Dr Abdul Karim, head of Epidemiology at the Medical Research Council, says the research to develop the drugs was expensive. “Of course, the pharmaceutical companies are motivated by profit, but that’s not necessarily a bad thing,” he says.

He says few government or research institutions have the resources to sink billions into research, like the pharmaceutical companies and that protease inhibitors and other Aids drugs might not be around if private companies hadn’t applied themselves to developing them.

Dr Mike Brown, medical director of Roche South Africa, says his company will not be making money on saquinavir, although they might be making money on it internationally. He says profits from the drugs are unlikely to exceed the cost of marketing them.

Brown says pharmaceutical companies take a risk when developing products, because they can never predict the long-term viability of any drug. “Drugs have a relatively limited life.”

He cites the example of AZT, once the premier Aids treatment, now overtaken by new drugs on the market.

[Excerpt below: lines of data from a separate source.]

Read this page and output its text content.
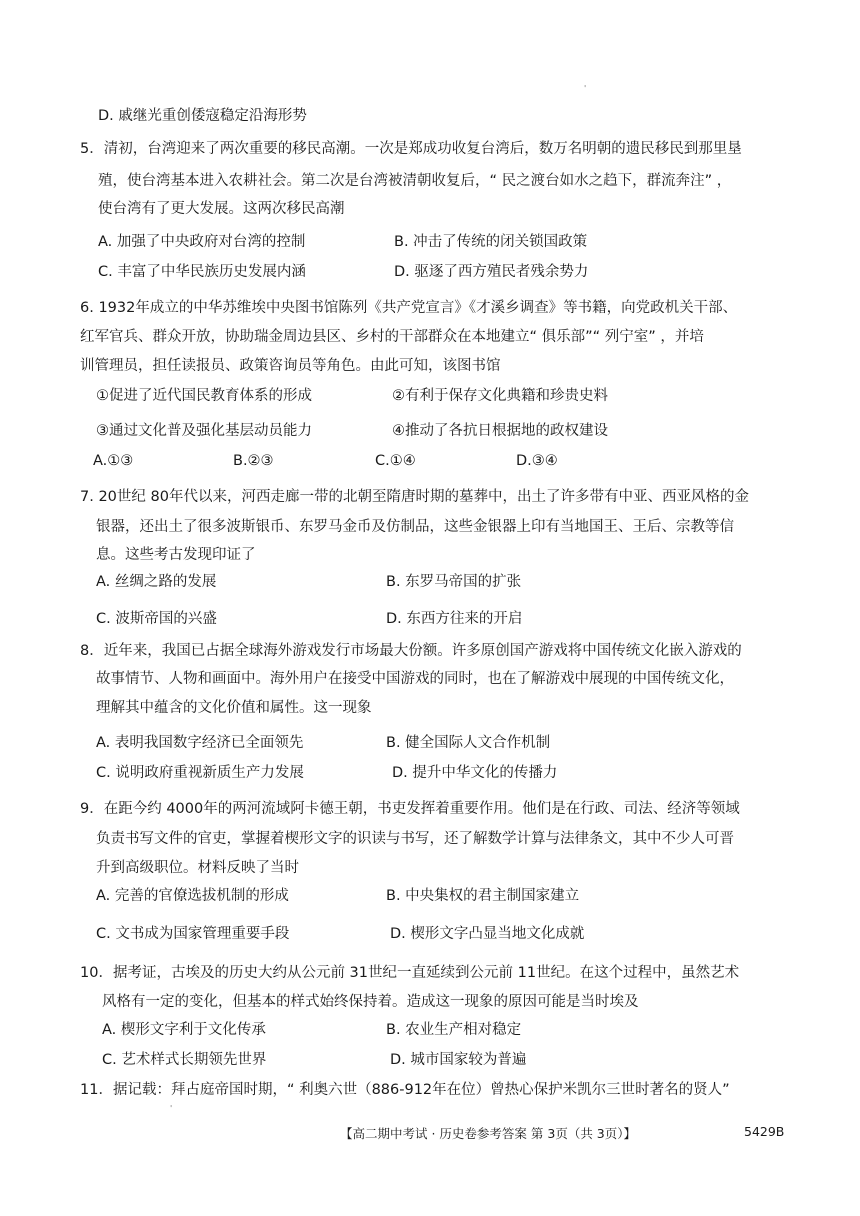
'
D. 戚继光重创倭寇稳定沿海形势
5．清初，台湾迎来了两次重要的移民高潮。一次是郑成功收复台湾后，数万名明朝的遗民移民到那里垦
殖，使台湾基本进入农耕社会。第二次是台湾被清朝收复后，“ 民之渡台如水之趋下，群流奔注” ，
使台湾有了更大发展。这两次移民高潮
A. 加强了中央政府对台湾的控制	B. 冲击了传统的闭关锁国政策
C. 丰富了中华民族历史发展内涵	D. 驱逐了西方殖民者残余势力
6. 1932年成立的中华苏维埃中央图书馆陈列《共产党宣言》《才溪乡调查》等书籍，向党政机关干部、
红军官兵、群众开放，协助瑞金周边县区、乡村的干部群众在本地建立“ 俱乐部”“ 列宁室” ，并培
训管理员，担任读报员、政策咨询员等角色。由此可知，该图书馆
①促进了近代国民教育体系的形成	②有利于保存文化典籍和珍贵史料
③通过文化普及强化基层动员能力	④推动了各抗日根据地的政权建设
A.①③	B.②③	C.①④	D.③④
7. 20世纪 80年代以来，河西走廊一带的北朝至隋唐时期的墓葬中，出土了许多带有中亚、西亚风格的金
银器，还出土了很多波斯银币、东罗马金币及仿制品，这些金银器上印有当地国王、王后、宗教等信
息。这些考古发现印证了
A. 丝绸之路的发展	B. 东罗马帝国的扩张
C. 波斯帝国的兴盛	D. 东西方往来的开启
8．近年来，我国已占据全球海外游戏发行市场最大份额。许多原创国产游戏将中国传统文化嵌入游戏的
故事情节、人物和画面中。海外用户在接受中国游戏的同时，也在了解游戏中展现的中国传统文化，
理解其中蕴含的文化价值和属性。这一现象
A. 表明我国数字经济已全面领先	B. 健全国际人文合作机制
C. 说明政府重视新质生产力发展	D. 提升中华文化的传播力
9．在距今约 4000年的两河流域阿卡德王朝，书吏发挥着重要作用。他们是在行政、司法、经济等领域
负责书写文件的官吏，掌握着楔形文字的识读与书写，还了解数学计算与法律条文，其中不少人可晋
升到高级职位。材料反映了当时
A. 完善的官僚选拔机制的形成	B. 中央集权的君主制国家建立
C. 文书成为国家管理重要手段	D. 楔形文字凸显当地文化成就
10．据考证，古埃及的历史大约从公元前 31世纪一直延续到公元前 11世纪。在这个过程中，虽然艺术
风格有一定的变化，但基本的样式始终保持着。造成这一现象的原因可能是当时埃及
A. 楔形文字利于文化传承	B. 农业生产相对稳定
C. 艺术样式长期领先世界	D. 城市国家较为普遍
11．据记载：拜占庭帝国时期，“ 利奥六世（886-912年在位）曾热心保护米凯尔三世时著名的贤人”
'
【高二期中考试 · 历史卷参考答案 第 3页（共 3页）】	5429B
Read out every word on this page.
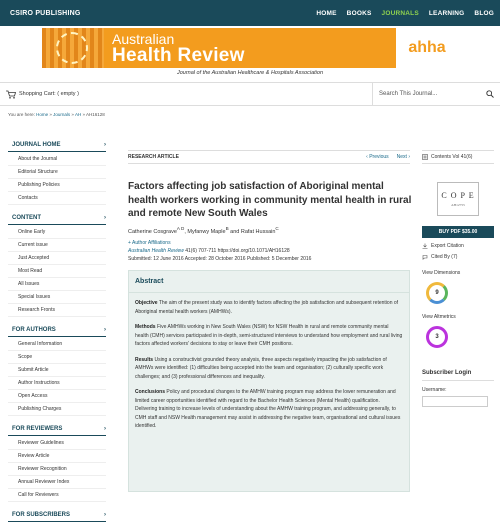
CSIRO PUBLISHING	HOME BOOKS JOURNALS LEARNING BLOG
Australian
Health Review	ahha
Journal of the Australian Healthcare & Hospitals Association
Shopping Cart: ( empty )	Search This Journal...
You are here: Home » Journals » AH » AH16128
JOURNAL HOME	›
About the Journal
Editorial Structure
Publishing Policies
Contacts
CONTENT	›
Online Early
Current issue
Just Accepted
Most Read
All Issues
Special Issues
Research Fronts
FOR AUTHORS	›
General Information
Scope
Submit Article
Author Instructions
Open Access
Publishing Charges
FOR REVIEWERS	›
Reviewer Guidelines
Review Article
Reviewer Recognition
Annual Reviewer Index
Call for Reviewers
FOR SUBSCRIBERS	›
RESEARCH ARTICLE	‹ Previous Next ›
Factors affecting job satisfaction of Aboriginal mental health workers working in community mental health in rural and remote New South Wales
Catherine Cosgrave$^{A D}$, Myfanwy Maple$^B$ and Rafat Hussain$^C$
+ Author Affiliations
Australian Health Review 41(6) 707-711 https://doi.org/10.1071/AH16128
Submitted: 12 June 2016 Accepted: 28 October 2016 Published: 5 December 2016
Abstract

Objective The aim of the present study was to identify factors affecting the job satisfaction and subsequent retention of Aboriginal mental health workers (AMHWs).

Methods Five AMHWs working in New South Wales (NSW) for NSW Health in rural and remote community mental health (CMH) services participated in in-depth, semi-structured interviews to understand how employment and rural living factors affected workers' decisions to stay or leave their CMH positions.

Results Using a constructivist grounded theory analysis, three aspects negatively impacting the job satisfaction of AMHWs were identified: (1) difficulties being accepted into the team and organisation; (2) culturally specific work challenges; and (3) professional differences and inequality.

Conclusions Policy and procedural changes to the AMHW training program may address the lower remuneration and limited career opportunities identified with regard to the Bachelor Health Sciences (Mental Health) qualification. Delivering training to increase levels of understanding about the AMHW training program, and addressing generally, to CMH staff and NSW Health management may assist in addressing the negative team, organisational and cultural issues identified.

Contents Vol 41(6)
C O P E
AH12755
BUY PDF $35.00
Export Citation
Cited By (7)
View Dimensions
9
View Altmetrics
3
Subscriber Login
Username:
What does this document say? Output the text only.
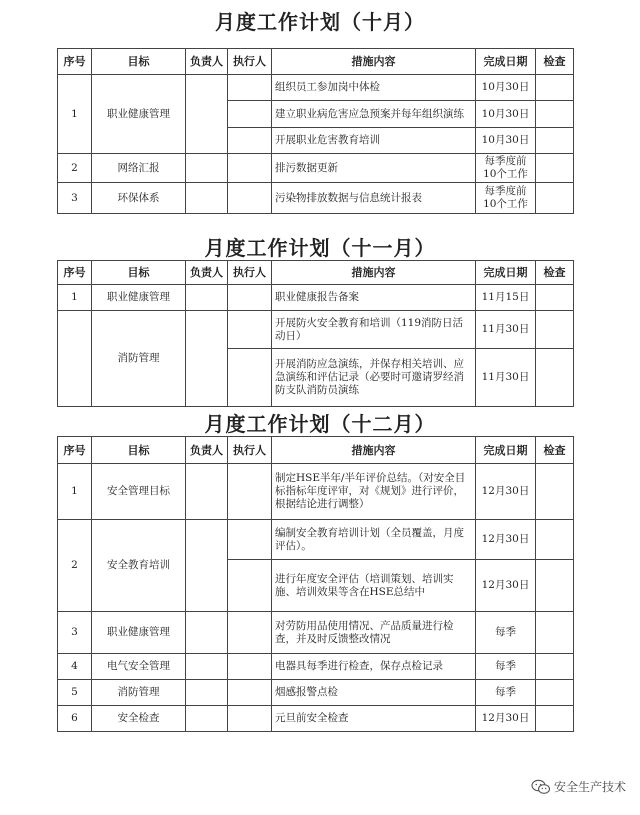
月度工作计划（十月）
序号	目标	负责人	执行人	措施内容	完成日期	检查
1	职业健康管理			组织员工参加岗中体检	10月30日	
				建立职业病危害应急预案并每年组织演练	10月30日	
				开展职业危害教育培训	10月30日	
2	网络汇报			排污数据更新	每季度前10个工作	
3	环保体系			污染物排放数据与信息统计报表	每季度前10个工作	
月度工作计划（十一月）
序号	目标	负责人	执行人	措施内容	完成日期	检查
1	职业健康管理			职业健康报告备案	11月15日	
	消防管理			开展防火安全教育和培训（119消防日活动日）	11月30日	
				开展消防应急演练，并保存相关培训、应急演练和评估记录（必要时可邀请罗经消防支队消防员演练	11月30日	
月度工作计划（十二月）
序号	目标	负责人	执行人	措施内容	完成日期	检查
1	安全管理目标			制定HSE半年/半年评价总结。（对安全目标指标年度评审，对《规划》进行评价，根据结论进行调整）	12月30日	
2	安全教育培训			编制安全教育培训计划（全员覆盖，月度评估）。	12月30日	
				进行年度安全评估（培训策划、培训实施、培训效果等含在HSE总结中	12月30日	
3	职业健康管理			对劳防用品使用情况、产品质量进行检查，并及时反馈整改情况	每季	
4	电气安全管理			电器具每季进行检查，保存点检记录	每季	
5	消防管理			烟感报警点检	每季	
6	安全检查			元旦前安全检查	12月30日	
安全生产技术
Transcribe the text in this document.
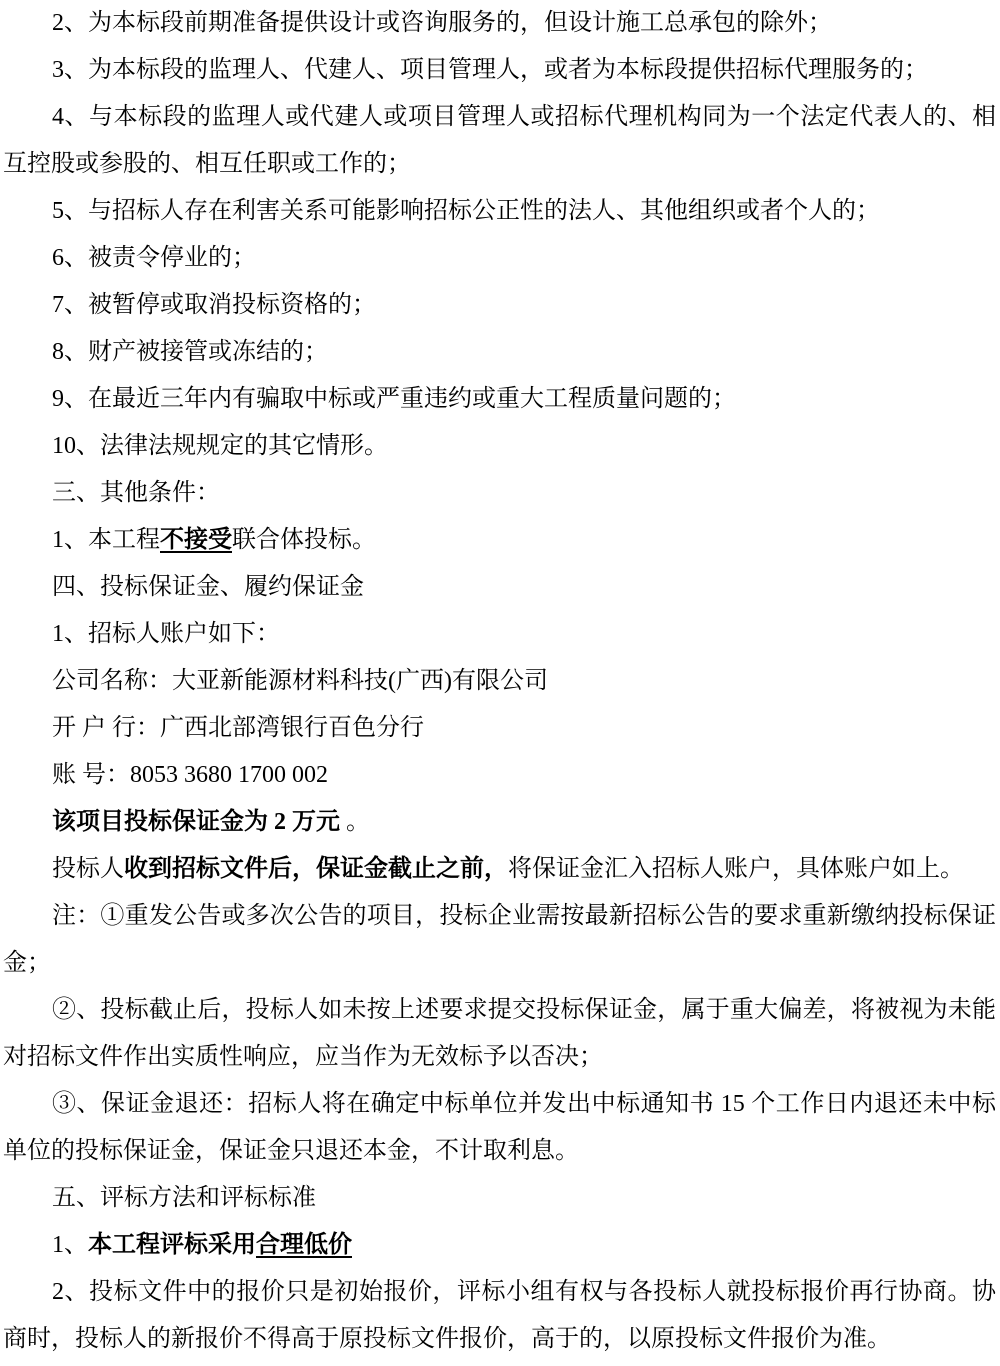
2、为本标段前期准备提供设计或咨询服务的，但设计施工总承包的除外；

3、为本标段的监理人、代建人、项目管理人，或者为本标段提供招标代理服务的；

4、与本标段的监理人或代建人或项目管理人或招标代理机构同为一个法定代表人的、相互控股或参股的、相互任职或工作的；

5、与招标人存在利害关系可能影响招标公正性的法人、其他组织或者个人的；

6、被责令停业的；

7、被暂停或取消投标资格的；

8、财产被接管或冻结的；

9、在最近三年内有骗取中标或严重违约或重大工程质量问题的；

10、法律法规规定的其它情形。

三、其他条件：

1、本工程不接受联合体投标。

四、投标保证金、履约保证金

1、招标人账户如下：

公司名称：大亚新能源材料科技(广西)有限公司

开 户 行：广西北部湾银行百色分行

账 号：8053 3680 1700 002

该项目投标保证金为 2 万元 。

投标人收到招标文件后，保证金截止之前，将保证金汇入招标人账户，具体账户如上。

注：①重发公告或多次公告的项目，投标企业需按最新招标公告的要求重新缴纳投标保证金；

②、投标截止后，投标人如未按上述要求提交投标保证金，属于重大偏差，将被视为未能对招标文件作出实质性响应，应当作为无效标予以否决；

③、保证金退还：招标人将在确定中标单位并发出中标通知书 15 个工作日内退还未中标单位的投标保证金，保证金只退还本金，不计取利息。

五、评标方法和评标标准

1、本工程评标采用合理低价

2、投标文件中的报价只是初始报价，评标小组有权与各投标人就投标报价再行协商。协商时，投标人的新报价不得高于原投标文件报价，高于的，以原投标文件报价为准。
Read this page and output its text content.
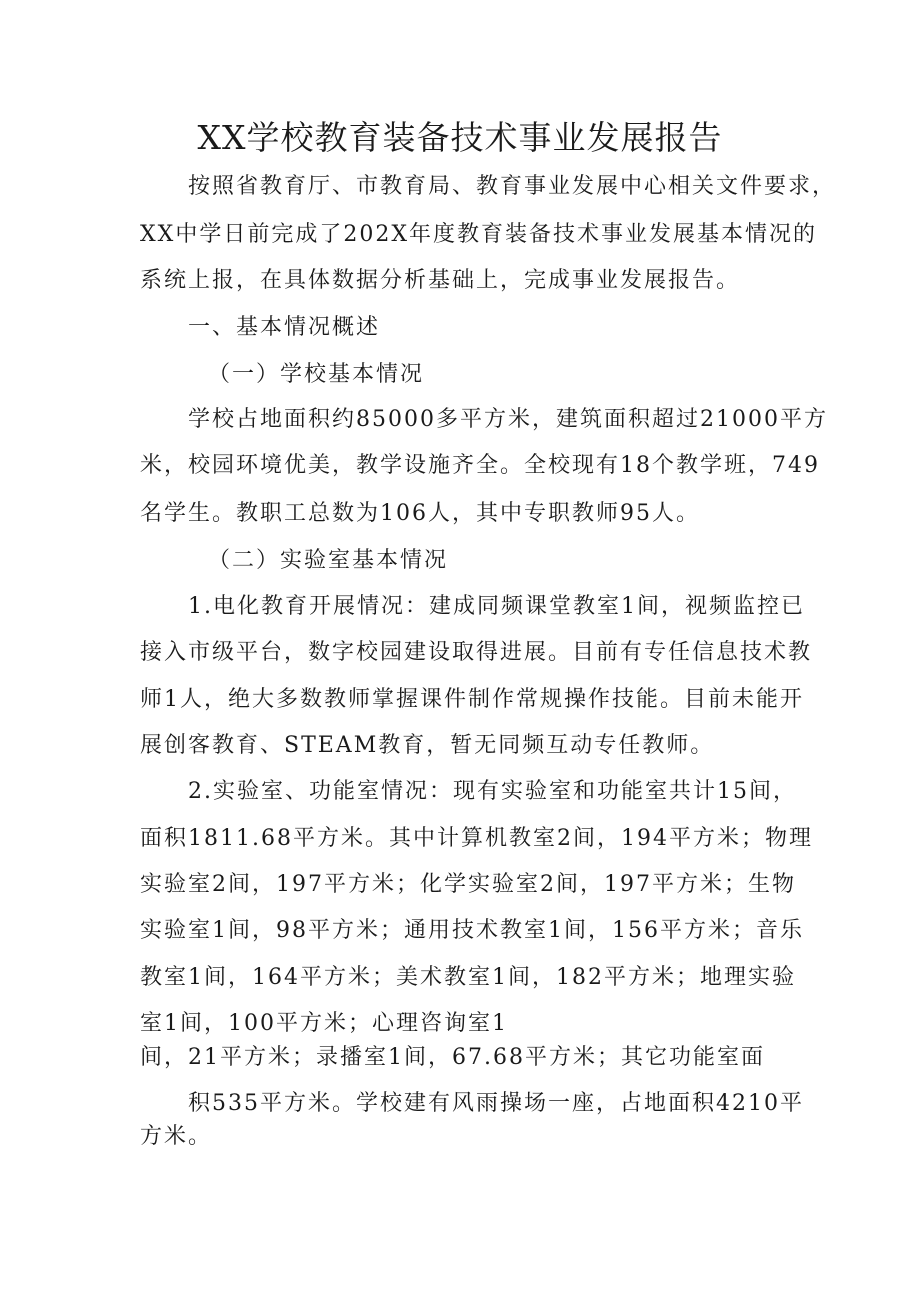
XX学校教育装备技术事业发展报告
按照省教育厅、市教育局、教育事业发展中心相关文件要求，
XX中学日前完成了202X年度教育装备技术事业发展基本情况的
系统上报，在具体数据分析基础上，完成事业发展报告。
一、基本情况概述
（一）学校基本情况
学校占地面积约85000多平方米，建筑面积超过21000平方
米，校园环境优美，教学设施齐全。全校现有18个教学班，749
名学生。教职工总数为106人，其中专职教师95人。
（二）实验室基本情况
1.电化教育开展情况：建成同频课堂教室1间，视频监控已
接入市级平台，数字校园建设取得进展。目前有专任信息技术教
师1人，绝大多数教师掌握课件制作常规操作技能。目前未能开
展创客教育、STEAM教育，暂无同频互动专任教师。
2.实验室、功能室情况：现有实验室和功能室共计15间，
面积1811.68平方米。其中计算机教室2间，194平方米；物理
实验室2间，197平方米；化学实验室2间，197平方米；生物
实验室1间，98平方米；通用技术教室1间，156平方米；音乐
教室1间，164平方米；美术教室1间，182平方米；地理实验
室1间，100平方米；心理咨询室1
间，21平方米；录播室1间，67.68平方米；其它功能室面
积535平方米。学校建有风雨操场一座，占地面积4210平
方米。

Karim says that the advantage of a new effective drug is often seen 10 years after it is registered. Pharmaceutical companies patent their new products, but the patent expires after 10 years, and then anyone can make the drug. At this stage, prices drop substantially.

In the meantime, says Brown, the government should take a look at whether it should supply protease inhibitors. He says that although the expense may seem prohibitive, an analysis of what it costs state hospitals might show that it is more expensive to treat the opportunist diseases that are the result of HIV infection than to treat the virus itself.

If so, then medical aid companies might be persuaded to fund them, too. Obviously, this is an issue for public health policy.

An issue for local Aids researchers, on the other hand, is the question of a vaccine. Some experts argue that Africa needs a vaccine more than drug treatment, because it is much cheaper, it’s a preventative approach and it is easier to administer. “There are projects looking at vaccines, but there’s nothing on the horizon that’s a strong candidate,” says Brown.

Karim says not as much money has gone into developing a vaccine because it is not as lucrative as drug treatment. However, there is an organisation called the International Aids Vaccine Initiative and HIV expert Dr Quarraisha Karim is involved in that.

The group is trying to come up with ways to fund vaccine research, by talking to private companies, non-governmental organisations and governments.

Aids researcher Dr Lynne Morris, of the National Institute of Virology, says developing a vaccine for HIV is difficult, because the virus mutates and there are many different sub-types of HIV in different parts of the world.

Vaccines work by infecting a person with a small part of the virus so that the body develops a resistance to it and will destroy it when it appears.

Morris says that either different vaccines will have to be developed for different regions, or the vaccine will have to contain part of the virus central to all sub-types.

Vaccines are very cost-effective, once developed. “We need to find people who are willing to invest some money in it,” she says.

One possibility is getting the mining houses involved. Morris says they are already concerned about the effect HIV is having on their workforce. Miners are a high-risk group, and the mines would benefit from a vaccine.

Whatever happens, it won’t be quick. It takes years to put together a vaccine trial. And, by that time, at the rate that HIV infection is spreading in South Africa, there will be a lot fewer people who can benefit from it.